Andrea Tams 24.12.2012 12:07 Themen: Antirassismus Blogwire Repression Soziale Kämpfe Weltweit
Vom 20. November bis zum 18. Dezember fand in Berlin eine Film- und Veranstaltungsreihe über "Repression und Widerstand in den USA" statt. An fünf Abenden berichteten verschiedene Referent*Innen aus dem FREE MUMIA Bündnis zu unterschiedlichen Themen wie der Gefängnisindustrie und Masseninhaftierung, der Todesstrafe oder der politischen Repression. Ausführlich wurde auch auf die Geschichte der Bürgerrechts- und Black Power Bewegung sowie des indigenen Widerstands eingegangen. Anspruch war es, im Zusammenhang mit den bevorstehenden Sivester-Anti-Knast Demonstrationen einen tieferen Blick auf staatliche Repression und den Widerstand (hier am Beispiel der USA) zu werfen.
Der erste Abend war einem historischen Überblick vorbehalten und ging in einem kurzen Überblick auf die kolonialistische Geschichte, insbesondere der Sklaverei in den ehemals britischen Kolonien und den USA ein. Ausführlich wurde die Entwicklung von der Bürgerrechts- zur Black Power Bewegung in den 1960iger Jahren und der damit verbundene gesellschaftliche Aufbruch beschrieben, der eine sofortige Antwort schwerer staatlicher Repression nach sich zog. Auch die sich daraus ergebenden Bedingungen für gesellschaftlichen Teilhabe von People Of Color wurden bis in die aktuellen Geschehnisse besprochen. Das Vortragsskript ist inzwischen online einsehbar (  http://mumia-hoerbuch.de/text/Afroamerikanische%20Geschichte%20in%20Nordamerika_Nov_12.pdf ). Im anschliessenden Film gab es zu allen historischen Aspekten originale Darstellungen und Interviews mit verschiedenen Protagonist_innen (u.a. Stokely Carmicheal und Angela Davis) zu sehen.

Der zweite Abend war einer intensiven Betrachtung der Gefängnisindustrie vorbehalten. Zunächst wurde der Begriff ökonomisch und politisch erörtert. Eine aktuelle Beschreibung des Gefängnisalltags in der Zwangsarbeit sowie die offen rassistischen und klassistischen Gesetze und Justizmethoden machten deutlich, dass die Gefängnisindustrie nichts anderes als die moderne Form der 1865 offiziell in den USA abgeschafften, aber immer unter anderem Namen fortgeführten Sklaverei ist.
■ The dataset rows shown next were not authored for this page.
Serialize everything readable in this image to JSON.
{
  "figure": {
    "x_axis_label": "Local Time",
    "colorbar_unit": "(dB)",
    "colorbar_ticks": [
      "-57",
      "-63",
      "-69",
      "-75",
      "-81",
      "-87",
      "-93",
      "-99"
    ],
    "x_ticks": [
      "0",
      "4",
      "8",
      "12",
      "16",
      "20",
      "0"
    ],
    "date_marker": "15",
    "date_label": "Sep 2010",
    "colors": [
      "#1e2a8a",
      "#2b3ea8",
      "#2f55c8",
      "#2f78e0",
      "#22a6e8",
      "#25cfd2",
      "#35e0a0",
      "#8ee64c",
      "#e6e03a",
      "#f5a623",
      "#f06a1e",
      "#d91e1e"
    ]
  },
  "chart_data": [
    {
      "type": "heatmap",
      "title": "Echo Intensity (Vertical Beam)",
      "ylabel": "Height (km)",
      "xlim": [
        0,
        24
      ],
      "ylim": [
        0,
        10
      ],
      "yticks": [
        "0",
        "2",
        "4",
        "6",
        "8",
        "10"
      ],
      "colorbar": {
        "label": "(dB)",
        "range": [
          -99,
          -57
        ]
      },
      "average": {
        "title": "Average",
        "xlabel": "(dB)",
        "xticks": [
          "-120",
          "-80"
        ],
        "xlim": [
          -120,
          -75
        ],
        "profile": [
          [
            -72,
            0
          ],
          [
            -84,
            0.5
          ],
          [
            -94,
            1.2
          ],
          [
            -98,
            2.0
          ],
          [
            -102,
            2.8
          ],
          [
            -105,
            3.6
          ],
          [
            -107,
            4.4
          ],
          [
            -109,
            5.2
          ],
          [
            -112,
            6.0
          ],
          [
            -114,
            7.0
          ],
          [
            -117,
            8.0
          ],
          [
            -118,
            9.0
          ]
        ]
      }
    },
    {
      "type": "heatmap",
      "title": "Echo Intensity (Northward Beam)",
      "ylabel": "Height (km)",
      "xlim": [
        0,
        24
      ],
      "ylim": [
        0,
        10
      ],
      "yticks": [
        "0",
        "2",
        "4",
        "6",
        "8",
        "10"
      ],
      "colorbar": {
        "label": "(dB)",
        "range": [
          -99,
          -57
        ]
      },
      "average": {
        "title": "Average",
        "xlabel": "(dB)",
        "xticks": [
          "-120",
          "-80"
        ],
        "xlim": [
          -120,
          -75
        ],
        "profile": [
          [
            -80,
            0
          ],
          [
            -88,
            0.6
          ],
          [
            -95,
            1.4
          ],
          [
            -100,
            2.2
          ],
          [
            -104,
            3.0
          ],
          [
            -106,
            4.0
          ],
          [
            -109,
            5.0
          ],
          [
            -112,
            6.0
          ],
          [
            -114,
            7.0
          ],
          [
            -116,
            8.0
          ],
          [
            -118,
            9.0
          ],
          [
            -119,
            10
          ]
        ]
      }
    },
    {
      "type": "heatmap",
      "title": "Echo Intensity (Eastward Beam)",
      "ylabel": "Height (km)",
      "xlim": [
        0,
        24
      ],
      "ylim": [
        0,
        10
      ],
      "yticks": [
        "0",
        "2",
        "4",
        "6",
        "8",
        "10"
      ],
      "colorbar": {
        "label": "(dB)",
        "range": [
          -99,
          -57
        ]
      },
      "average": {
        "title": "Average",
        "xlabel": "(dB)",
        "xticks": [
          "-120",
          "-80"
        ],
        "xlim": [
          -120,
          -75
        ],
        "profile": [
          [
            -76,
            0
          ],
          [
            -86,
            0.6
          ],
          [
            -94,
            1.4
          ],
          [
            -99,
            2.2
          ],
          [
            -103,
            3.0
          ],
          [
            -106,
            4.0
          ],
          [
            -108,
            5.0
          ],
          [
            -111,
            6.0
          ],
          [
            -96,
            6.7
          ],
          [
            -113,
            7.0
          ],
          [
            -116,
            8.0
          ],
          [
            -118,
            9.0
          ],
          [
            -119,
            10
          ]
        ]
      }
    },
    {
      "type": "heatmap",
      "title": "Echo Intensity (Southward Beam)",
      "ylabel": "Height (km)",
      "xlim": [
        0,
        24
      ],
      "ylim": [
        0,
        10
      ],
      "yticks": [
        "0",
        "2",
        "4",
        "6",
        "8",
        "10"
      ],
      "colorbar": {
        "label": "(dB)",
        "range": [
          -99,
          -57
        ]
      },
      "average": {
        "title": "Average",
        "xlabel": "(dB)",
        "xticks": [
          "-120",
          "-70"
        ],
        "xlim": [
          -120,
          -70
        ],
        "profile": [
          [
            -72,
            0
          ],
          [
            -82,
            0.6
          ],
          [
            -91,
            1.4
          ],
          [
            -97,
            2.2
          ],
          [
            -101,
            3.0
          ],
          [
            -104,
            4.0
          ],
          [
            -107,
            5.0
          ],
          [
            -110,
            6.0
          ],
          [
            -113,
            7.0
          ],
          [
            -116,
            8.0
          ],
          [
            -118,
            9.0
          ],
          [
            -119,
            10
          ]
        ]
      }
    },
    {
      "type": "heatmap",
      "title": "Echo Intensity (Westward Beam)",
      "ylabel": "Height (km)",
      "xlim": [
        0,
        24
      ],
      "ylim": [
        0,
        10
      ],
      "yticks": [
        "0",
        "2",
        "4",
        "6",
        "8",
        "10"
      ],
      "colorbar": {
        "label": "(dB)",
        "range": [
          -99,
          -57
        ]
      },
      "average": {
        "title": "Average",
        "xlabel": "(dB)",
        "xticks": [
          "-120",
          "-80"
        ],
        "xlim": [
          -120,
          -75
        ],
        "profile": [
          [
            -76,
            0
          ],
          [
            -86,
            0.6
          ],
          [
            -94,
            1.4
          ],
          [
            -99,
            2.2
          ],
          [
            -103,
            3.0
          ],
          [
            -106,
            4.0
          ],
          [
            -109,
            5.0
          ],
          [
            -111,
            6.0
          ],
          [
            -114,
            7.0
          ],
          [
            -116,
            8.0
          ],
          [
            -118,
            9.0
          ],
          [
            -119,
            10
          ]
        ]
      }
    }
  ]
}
Dabei kommt insbesondere dem privaten Sektor mit seinem Interesse an unbezahlter Arbeitskraft eine große Rolle zu, wenn es darum geht, gesetzliche Grundlagen durch Lobbyismus und Medienbeeinflussung zu bewirken. Das bildete den Übergang zu einer Bestandsaufnahme in der BRD, in der beide gerade genannten Faktoren derzeit sichtbar werden. An Einzelbeispielen wurde belegt, wie intensiv einige Konzerne inzwischen im Justizvollzugswesen einzelner Bundesländer Fuß gefasst haben.
Auch dieses Skript ist online (  http://mumia-hoerbuch.de/text/Gefaengnisindustrie+USA+BRD_Nov_2012.pdf ).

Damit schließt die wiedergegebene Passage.